Quando ero un bambino i miei genitori mi regalarono un cane. Era un cucciolo che stava largo in una scatola di scarpe, aveva gli occhi marroni e il pelo nero come un tizzone di legno lasciato bruciare.
Non avevo molti amici, alla compagnia di un bambino come me preferivo la solitudine della mia cameretta illuminata dalla violenta luce di una torcia che curiosava negli angoli bui di quelle quattro mura in attesa di un nuovo gioco da inventare e quel cagnolino divenne presto il complice implacabile di ogni fantasia, il guardiano fedele di ogni notte, l'ombra severa di ogni mio passo.
Mi aspettava buono al mio rientro da scuola e festeggiava con sincopatici salti di gioia le passeggiate pomeridiane. Quando cominciava a fare freddo riscaldava i miei sonni sotto le coperte. Avevo Ralph, così lo chiamai, e per il tempo che fu, rimase il più devoto degli amici. A Ralph bastava quel tacito e perpetuo accordo secondo cui avrebbe vissuto in mia funzione a patto che lo sfamassi e lo lasciassi giocare con le mie scarpe vecchie. Che buffo quel cane con tutto quell'amore gratuito. Anche i miei genitori mi amavano profondamente, ma avevo la scomoda percezione che il loro affetto si nutrisse del contorno immacolato di un figlio, tutto sommato, bravo. Sapevo che a Ralph non avrei mai dovuto giustificare un fallimento, che non mi avrebbe sgridato se non mi fossi lavato i denti prima di andare a letto, che con lui non avrei dovuto scegliere una parsimoniosa misura per esaltare un buon successo. Insomma, posso affermare di aver voluto bene a Ralph, nel modo impuro in cui si ama per gratitudine, per buona educazione, nell'unico modo in cui mi fosse possibile amare qualcuno.

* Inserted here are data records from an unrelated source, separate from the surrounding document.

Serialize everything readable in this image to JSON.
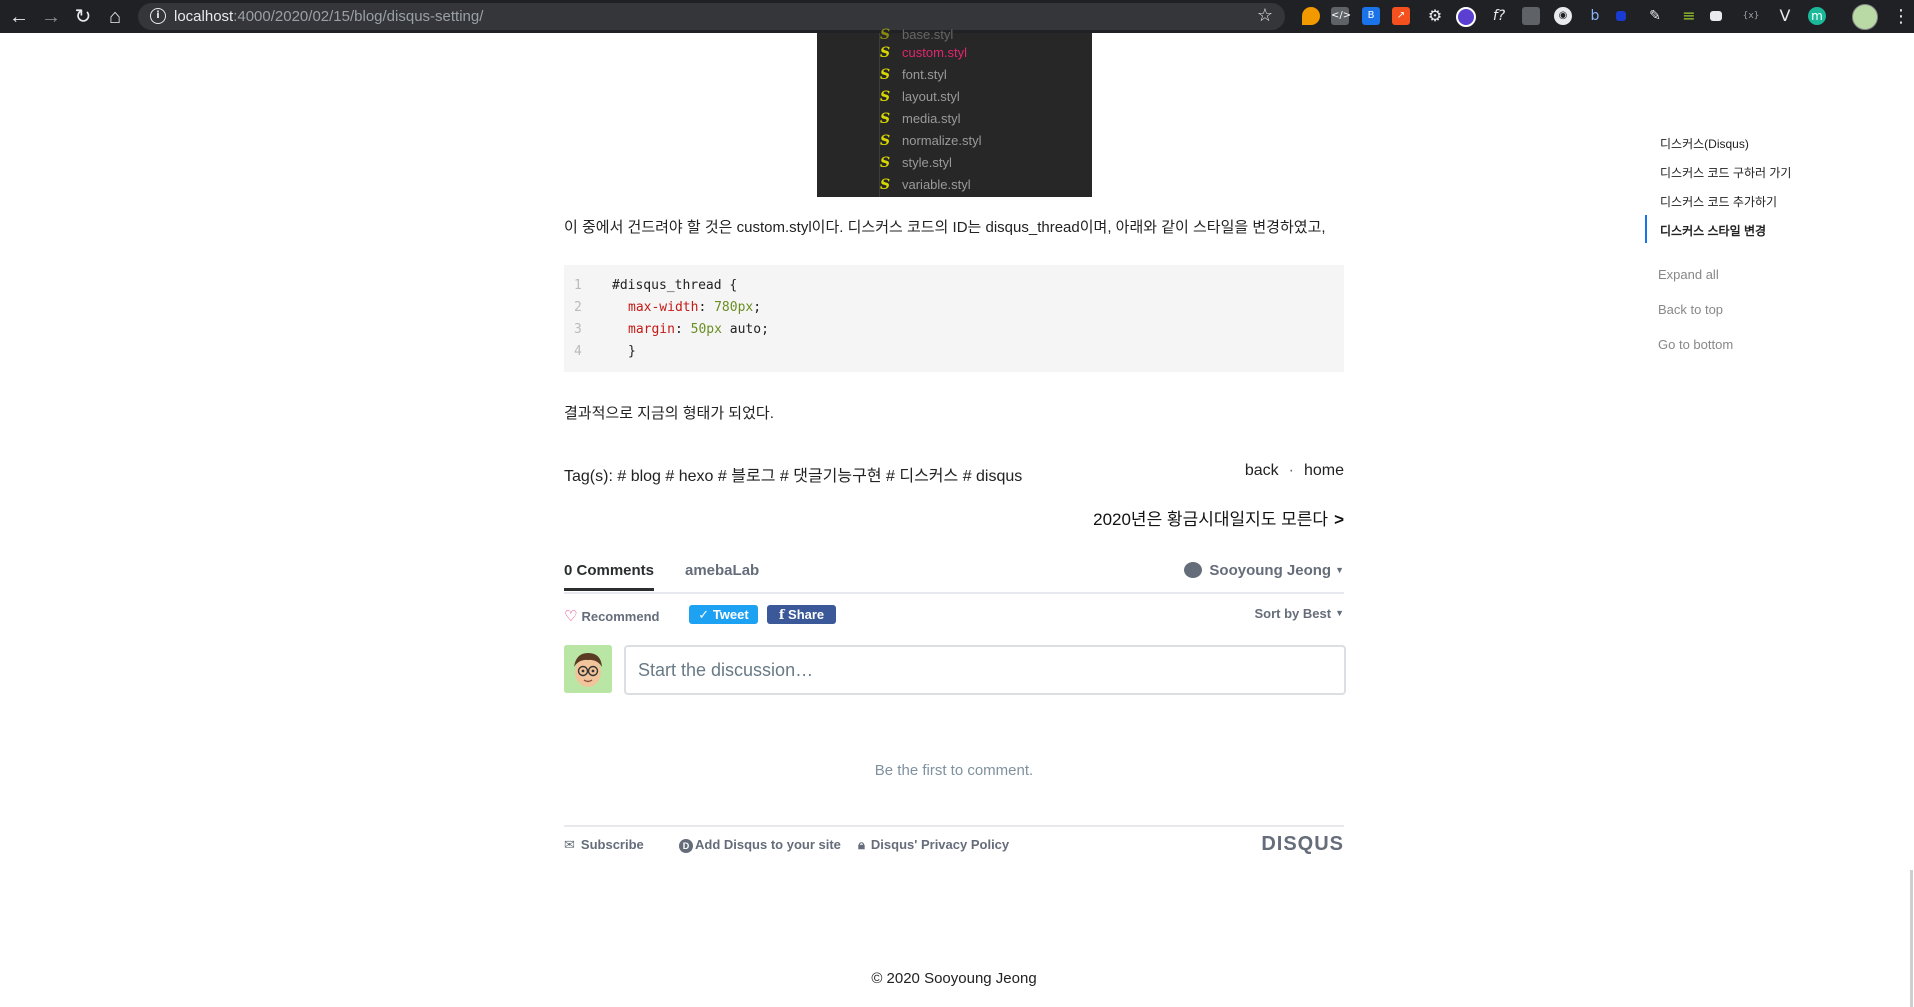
{
  "browser": {
    "url_host": "localhost",
    "url_path": ":4000/2020/02/15/blog/disqus-setting/"
  },
  "filetree": {
    "items": [
      {
        "label": "custom.styl",
        "active": true
      },
      {
        "label": "font.styl",
        "active": false
      },
      {
        "label": "layout.styl",
        "active": false
      },
      {
        "label": "media.styl",
        "active": false
      },
      {
        "label": "normalize.styl",
        "active": false
      },
      {
        "label": "style.styl",
        "active": false
      },
      {
        "label": "variable.styl",
        "active": false
      }
    ]
  },
  "article": {
    "paragraph1": "이 중에서 건드려야 할 것은 custom.styl이다. 디스커스 코드의 ID는 disqus_thread이며, 아래와 같이 스타일을 변경하였고,",
    "code": {
      "line_numbers": [
        "1",
        "2",
        "3",
        "4"
      ],
      "line1": "#disqus_thread {",
      "line2_key": "max-width",
      "line2_val": "780px",
      "line3_key": "margin",
      "line3_val": "50px",
      "line3_rest": " auto;",
      "line4": "}"
    },
    "paragraph2": "결과적으로 지금의 형태가 되었다.",
    "tags_label": "Tag(s):",
    "tags": [
      "# blog",
      "# hexo",
      "# 블로그",
      "# 댓글기능구현",
      "# 디스커스",
      "# disqus"
    ],
    "back": "back",
    "dot": "·",
    "home": "home",
    "next_post": "2020년은 황금시대일지도 모른다",
    "next_arrow": ">"
  },
  "disqus": {
    "comments_tab": "0 Comments",
    "forum_tab": "amebaLab",
    "user": "Sooyoung Jeong",
    "recommend": "Recommend",
    "tweet": "Tweet",
    "share": "Share",
    "sort": "Sort by Best",
    "placeholder": "Start the discussion…",
    "first": "Be the first to comment.",
    "subscribe": "Subscribe",
    "add_disqus": "Add Disqus to your site",
    "privacy": "Disqus' Privacy Policy",
    "logo": "DISQUS"
  },
  "footer": {
    "copyright": "© 2020 Sooyoung Jeong"
  },
  "toc": {
    "items": [
      {
        "label": "디스커스(Disqus)",
        "active": false
      },
      {
        "label": "디스커스 코드 구하러 가기",
        "active": false
      },
      {
        "label": "디스커스 코드 추가하기",
        "active": false
      },
      {
        "label": "디스커스 스타일 변경",
        "active": true
      }
    ],
    "expand_all": "Expand all",
    "back_to_top": "Back to top",
    "go_to_bottom": "Go to bottom"
  },
  "colors": {
    "accent_pink": "#e0266e",
    "twitter": "#1da1f2",
    "facebook": "#3b5998",
    "toc_active_bar": "#1a73e8"
  }
}
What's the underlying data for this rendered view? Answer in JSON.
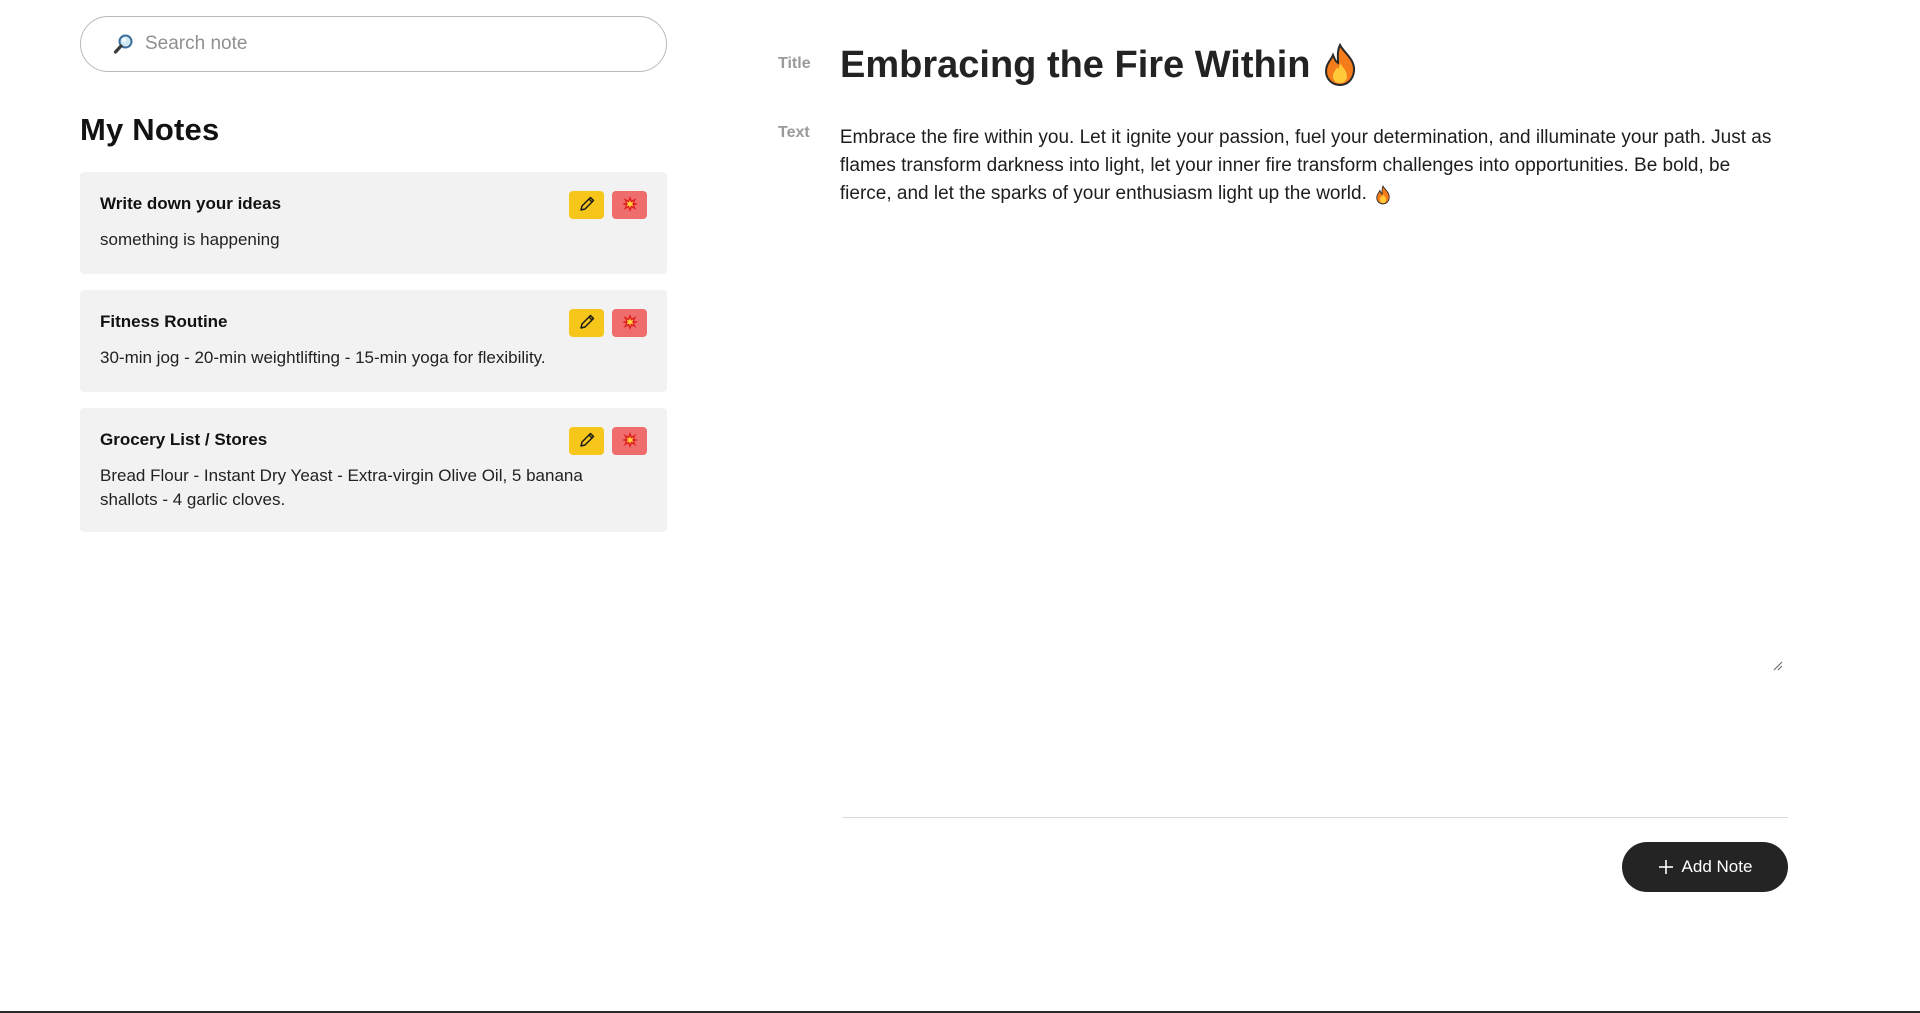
{
  "search": {
    "placeholder": "Search note",
    "value": ""
  },
  "notes_heading": "My Notes",
  "notes": [
    {
      "title": "Write down your ideas",
      "body": "something is happening"
    },
    {
      "title": "Fitness Routine",
      "body": "30-min jog - 20-min weightlifting - 15-min yoga for flexibility."
    },
    {
      "title": "Grocery List / Stores",
      "body": "Bread Flour - Instant Dry Yeast - Extra-virgin Olive Oil, 5 banana shallots - 4 garlic cloves."
    }
  ],
  "editor": {
    "title_label": "Title",
    "title_value": "Embracing the Fire Within",
    "text_label": "Text",
    "text_value": "Embrace the fire within you. Let it ignite your passion, fuel your determination, and illuminate your path. Just as flames transform darkness into light, let your inner fire transform challenges into opportunities. Be bold, be fierce, and let the sparks of your enthusiasm light up the world."
  },
  "add_button_label": "Add Note",
  "icons": {
    "search": "magnifier-icon",
    "edit": "pencil-icon",
    "delete": "collision-icon",
    "fire": "fire-icon",
    "add": "plus-icon"
  },
  "colors": {
    "edit_button": "#f7c61b",
    "delete_button": "#f06d6d",
    "card_background": "#f2f2f2",
    "primary_button": "#242424"
  }
}
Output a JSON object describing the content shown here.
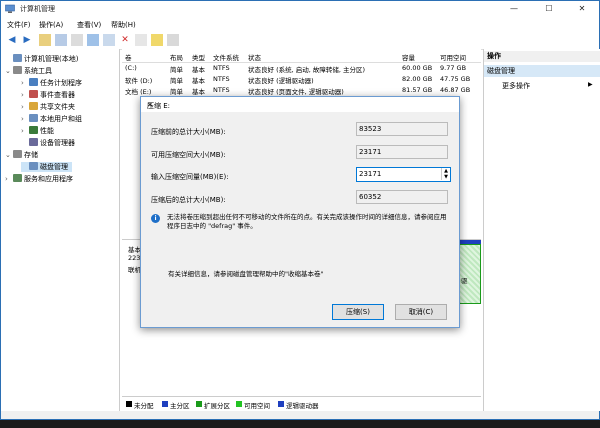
{
  "window": {
    "title": "计算机管理",
    "min": "—",
    "max": "☐",
    "close": "✕"
  },
  "menu": [
    "文件(F)",
    "操作(A)",
    "查看(V)",
    "帮助(H)"
  ],
  "tree": [
    {
      "label": "计算机管理(本地)",
      "chev": "",
      "color": "#6a8fbf"
    },
    {
      "label": "系统工具",
      "chev": "⌄",
      "color": "#8a8a8a"
    },
    {
      "label": "任务计划程序",
      "chev": "›",
      "color": "#4a7fc0"
    },
    {
      "label": "事件查看器",
      "chev": "›",
      "color": "#c0504d"
    },
    {
      "label": "共享文件夹",
      "chev": "›",
      "color": "#d9a63a"
    },
    {
      "label": "本地用户和组",
      "chev": "›",
      "color": "#6a8fbf"
    },
    {
      "label": "性能",
      "chev": "›",
      "color": "#3a7a3a"
    },
    {
      "label": "设备管理器",
      "chev": "",
      "color": "#6a6a9a"
    },
    {
      "label": "存储",
      "chev": "⌄",
      "color": "#8a8a8a"
    },
    {
      "label": "磁盘管理",
      "chev": "",
      "color": "#6a8fbf"
    },
    {
      "label": "服务和应用程序",
      "chev": "›",
      "color": "#5a8a5a"
    }
  ],
  "volume_headers": [
    "卷",
    "布局",
    "类型",
    "文件系统",
    "状态",
    "容量",
    "可用空间"
  ],
  "volumes": [
    [
      "(C:)",
      "简单",
      "基本",
      "NTFS",
      "状态良好 (系统, 启动, 故障转储, 主分区)",
      "60.00 GB",
      "9.77 GB"
    ],
    [
      "软件 (D:)",
      "简单",
      "基本",
      "NTFS",
      "状态良好 (逻辑驱动器)",
      "82.00 GB",
      "47.75 GB"
    ],
    [
      "文档 (E:)",
      "简单",
      "基本",
      "NTFS",
      "状态良好 (页面文件, 逻辑驱动器)",
      "81.57 GB",
      "46.87 GB"
    ]
  ],
  "graph": {
    "label1": "基本",
    "label2": "223.",
    "label3": "联机",
    "side": "驱"
  },
  "legend": [
    {
      "label": "未分配",
      "color": "#000000"
    },
    {
      "label": "主分区",
      "color": "#1f3fbf"
    },
    {
      "label": "扩展分区",
      "color": "#1a9a1a"
    },
    {
      "label": "可用空间",
      "color": "#22c322"
    },
    {
      "label": "逻辑驱动器",
      "color": "#1f3fbf"
    }
  ],
  "actions": {
    "header": "操作",
    "selected": "磁盘管理",
    "more": "更多操作"
  },
  "dialog": {
    "title": "压缩 E:",
    "close": "✕",
    "rows": [
      {
        "label": "压缩前的总计大小(MB):",
        "value": "83523"
      },
      {
        "label": "可用压缩空间大小(MB):",
        "value": "23171"
      },
      {
        "label": "输入压缩空间量(MB)(E):",
        "value": "23171"
      },
      {
        "label": "压缩后的总计大小(MB):",
        "value": "60352"
      }
    ],
    "info": "无法将卷压缩到超出任何不可移动的文件所在的点。有关完成该操作时间的详细信息，请参阅应用程序日志中的 \"defrag\" 事件。",
    "more": "有关详细信息，请参阅磁盘管理帮助中的\"收缩基本卷\"",
    "ok": "压缩(S)",
    "cancel": "取消(C)"
  }
}
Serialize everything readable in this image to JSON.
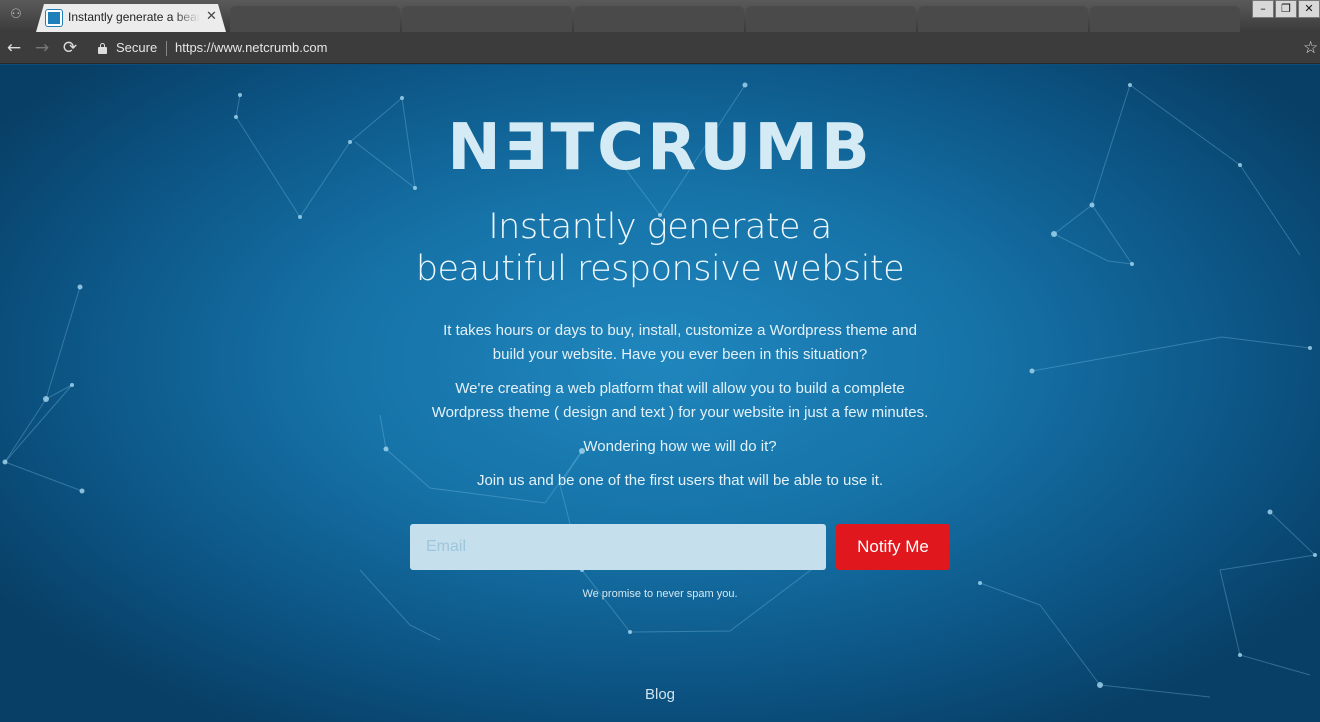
{
  "browser": {
    "tab_title": "Instantly generate a beautiful responsive website",
    "tab_close": "✕",
    "secure_label": "Secure",
    "url": "https://www.netcrumb.com",
    "window_controls": [
      "–",
      "❐",
      "✕"
    ],
    "nav": {
      "back": "←",
      "forward": "→",
      "reload": "⟳",
      "star": "☆"
    }
  },
  "page": {
    "logo": "N∃TCRUMB",
    "headline_line1": "Instantly generate a",
    "headline_line2": "beautiful responsive website",
    "intro_line1": "It takes hours or days to buy, install, customize a Wordpress theme and",
    "intro_line2": "build your website. Have you ever been in this situation?",
    "platform_line1": "We're creating a web platform that will allow you to build a complete",
    "platform_line2": "Wordpress theme ( design and text ) for your website in just a few minutes.",
    "wondering": "Wondering how we will do it?",
    "join": "Join us and be one of the first users that will be able to use it.",
    "email_placeholder": "Email",
    "notify_button": "Notify Me",
    "spam_note": "We promise to never spam you.",
    "blog_link": "Blog"
  },
  "colors": {
    "background": "#1673a8",
    "accent_button": "#e0171c",
    "logo": "#d4eaf4",
    "input_bg": "#c6dfec"
  }
}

Quindi non so spiegarvi perché, dopo due anni di vita insieme, abbandonai Ralph. Un pomeriggio uscimmo per la consueta passeggiata e lo legai al tronco di un albero. Rimasi ad osservarlo da lontano dopo avergli voltato le spalle mentre mi faceva eco il suo struggente guaito. Lo guardai sedersi, piegare le orecchie indietro ed attendere speranzoso il mio ritorno. Anche dopo essersi sdraiato sull'erba, stanco e assetato, non chiuse gli occhi: non si sarebbe mai perso il miraggio di me che correvo incontro a lui. Restai lì finché ne ebbi voglia, poi verso l'ora di cena feci rientro a casa. Avrei potuto tenerlo con me, Ralph, ma scelsi di non farlo, scelsi di essere l'artefice del suo massimo dolore, scelsi di togliergli il più grande dei suoi amori e di guardarlo perdere la speranza.
Sono passati molti anni, per quanto ne so Ralph potrebbe essere tanto morto quanto vivo e trovo conforto nel pensare che da qualche parte gironzoli ancora, pensando a me come all'unica gioia della sua vita, contando i giorni del mio ritorno.